Dan Randolph poczuł, jak paski uprzęży wpijają mu się w ramiona; patrzył z przerażeniem przez okno ze swojego fotela za dwoma pilotami. Czuł, jak boli go głowa, a zatyczki filtrów w nosie uciskają. Prawie nie zauważył, jak helikopter trzęsie się i podskakuje na silnym wietrze; obserwował gęsty strumień uchodźców pełznący autostradą. To jak na wojnie, pomyślał. Tylko że wrogiem jest Matka Natura. Już powódź była wystarczającą katastrofą, ale trzęsienie ziemi całkiem pognębiło ludzi.
Dan ponownie przyłożył do oczu elektroniczną lornetkę i patrzył, szukając w tłumie zrozpaczonych, przemokniętych ludzi jednej twarzy, kobiety, po którą tu przyleciał. Niemożliwe. Tam musi być pół miliona ludzi, pomyślał. Może więcej. Znalezienie jej to byłby cud.
Helikopter podskoczył i opadł pod naporem nagłego podmuchu wiatru, a lornetka boleśnie uderzyła Dana w czoło. Zaczął krzyczeć coś do pilota i zauważył, że wpadli w kolejną falę deszczu. Grube, ciężkie krople rozpryskiwały się o okna helikoptera i Dan prawie przestał cokolwiek widzieć.
Pilot przesunął przezroczyste przepierzenie sanitarne, które odcinało przedział pasażerski. Dan stłumił w sobie nagłą chęć, by zasunąć je z powrotem. Po co sterylne przegrody, jeśli i tak są narażone na kontakt z powietrzem z zewnątrz?

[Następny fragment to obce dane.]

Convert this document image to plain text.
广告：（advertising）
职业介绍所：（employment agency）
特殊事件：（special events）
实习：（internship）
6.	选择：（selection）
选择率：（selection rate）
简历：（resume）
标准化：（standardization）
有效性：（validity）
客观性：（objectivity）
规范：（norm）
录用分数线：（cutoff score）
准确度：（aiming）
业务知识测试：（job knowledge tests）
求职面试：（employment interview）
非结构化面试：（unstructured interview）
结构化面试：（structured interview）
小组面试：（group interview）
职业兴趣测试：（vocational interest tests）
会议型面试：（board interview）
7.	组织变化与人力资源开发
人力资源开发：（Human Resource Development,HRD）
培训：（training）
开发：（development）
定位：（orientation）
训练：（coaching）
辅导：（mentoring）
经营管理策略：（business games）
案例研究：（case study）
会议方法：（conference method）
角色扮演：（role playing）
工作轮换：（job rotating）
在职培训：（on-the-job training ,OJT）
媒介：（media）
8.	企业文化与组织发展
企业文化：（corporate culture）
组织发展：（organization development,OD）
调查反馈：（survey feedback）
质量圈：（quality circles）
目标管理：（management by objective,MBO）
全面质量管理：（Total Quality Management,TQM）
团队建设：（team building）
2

— Proszę pana, musimy zawrócić! — przekrzykiwał wycie silników pilot.
— Nie! — odkrzyknął Dan. — Musimy ją znaleźć! Odwracając się w fotelu tak, by znaleźć się twarzą w twarz z Danem, pilot wskazał palcem zalaną wodą szybę. — Panie Ran-dolph, może pan mnie zwolnić, jak wylądujemy, ale nie zamierzam się pakować w coś takiego.

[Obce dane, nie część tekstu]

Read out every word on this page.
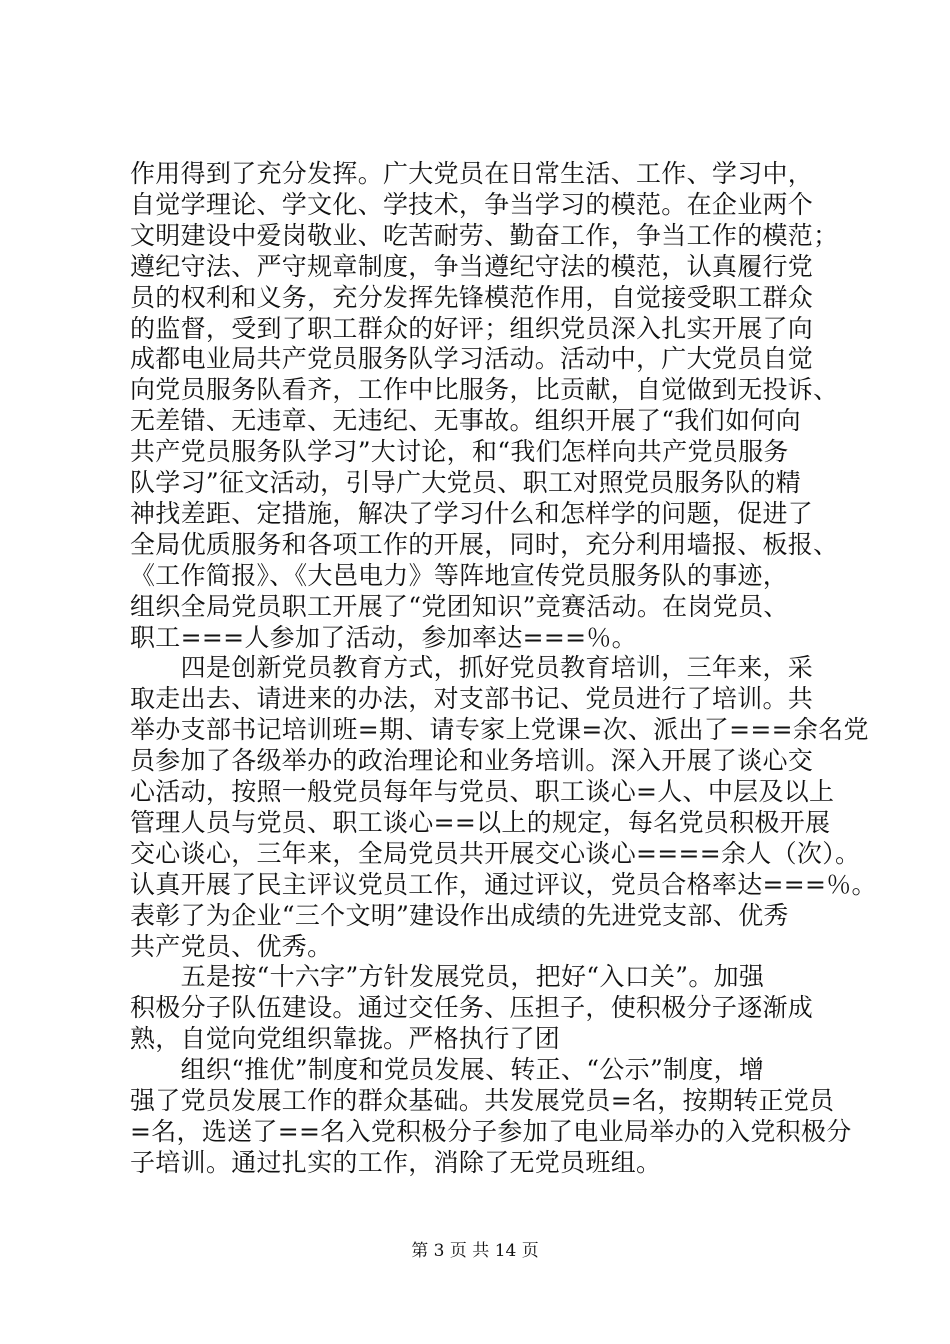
作用得到了充分发挥。广大党员在日常生活、工作、学习中，
自觉学理论、学文化、学技术，争当学习的模范。在企业两个
文明建设中爱岗敬业、吃苦耐劳、勤奋工作，争当工作的模范；
遵纪守法、严守规章制度，争当遵纪守法的模范，认真履行党
员的权利和义务，充分发挥先锋模范作用，自觉接受职工群众
的监督，受到了职工群众的好评；组织党员深入扎实开展了向
成都电业局共产党员服务队学习活动。活动中，广大党员自觉
向党员服务队看齐，工作中比服务，比贡献，自觉做到无投诉、
无差错、无违章、无违纪、无事故。组织开展了“我们如何向
共产党员服务队学习”大讨论，和“我们怎样向共产党员服务
队学习”征文活动，引导广大党员、职工对照党员服务队的精
神找差距、定措施，解决了学习什么和怎样学的问题，促进了
全局优质服务和各项工作的开展，同时，充分利用墙报、板报、
《工作简报》、《大邑电力》等阵地宣传党员服务队的事迹，
组织全局党员职工开展了“党团知识”竞赛活动。在岗党员、
职工===人参加了活动，参加率达===％。
　　四是创新党员教育方式，抓好党员教育培训，三年来，采
取走出去、请进来的办法，对支部书记、党员进行了培训。共
举办支部书记培训班=期、请专家上党课=次、派出了===余名党
员参加了各级举办的政治理论和业务培训。深入开展了谈心交
心活动，按照一般党员每年与党员、职工谈心=人、中层及以上
管理人员与党员、职工谈心==以上的规定，每名党员积极开展
交心谈心，三年来，全局党员共开展交心谈心====余人（次）。
认真开展了民主评议党员工作，通过评议，党员合格率达===％。
表彰了为企业“三个文明”建设作出成绩的先进党支部、优秀
共产党员、优秀。
　　五是按“十六字”方针发展党员，把好“入口关”。加强
积极分子队伍建设。通过交任务、压担子，使积极分子逐渐成
熟，自觉向党组织靠拢。严格执行了团
　　组织“推优”制度和党员发展、转正、“公示”制度，增
强了党员发展工作的群众基础。共发展党员=名，按期转正党员
=名，选送了==名入党积极分子参加了电业局举办的入党积极分
子培训。通过扎实的工作，消除了无党员班组。
第 3 页 共 14 页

Usiłując zobaczyć coś za poruszającymi się wycieraczkami, Dan ujrzał cztery ciemne, przerażające, lejkowate kształty wijące się po drugiej stronie wezbranej Missisipi, pył i odłamki unoszące się wszędzie tam, gdzie dotknęły ziemi. Wyglądały jak spiralne, wijące się węże przemieszczające się po ziemi, niszczące wszystko, czego dotknęły: budynki eksplodowały, drzewa wylatywały w powietrze z korzeniami, samochody fruwały jak suche liście, parki, osiedla mieszkaniowe, centra handlowe, wszystko zniszczone jednym uderzeniem bezlitosnego, bezmyślnego huraganu, rozniesione w strzępy całkowicie i bezlitośnie, jak uderzone pociskiem wroga.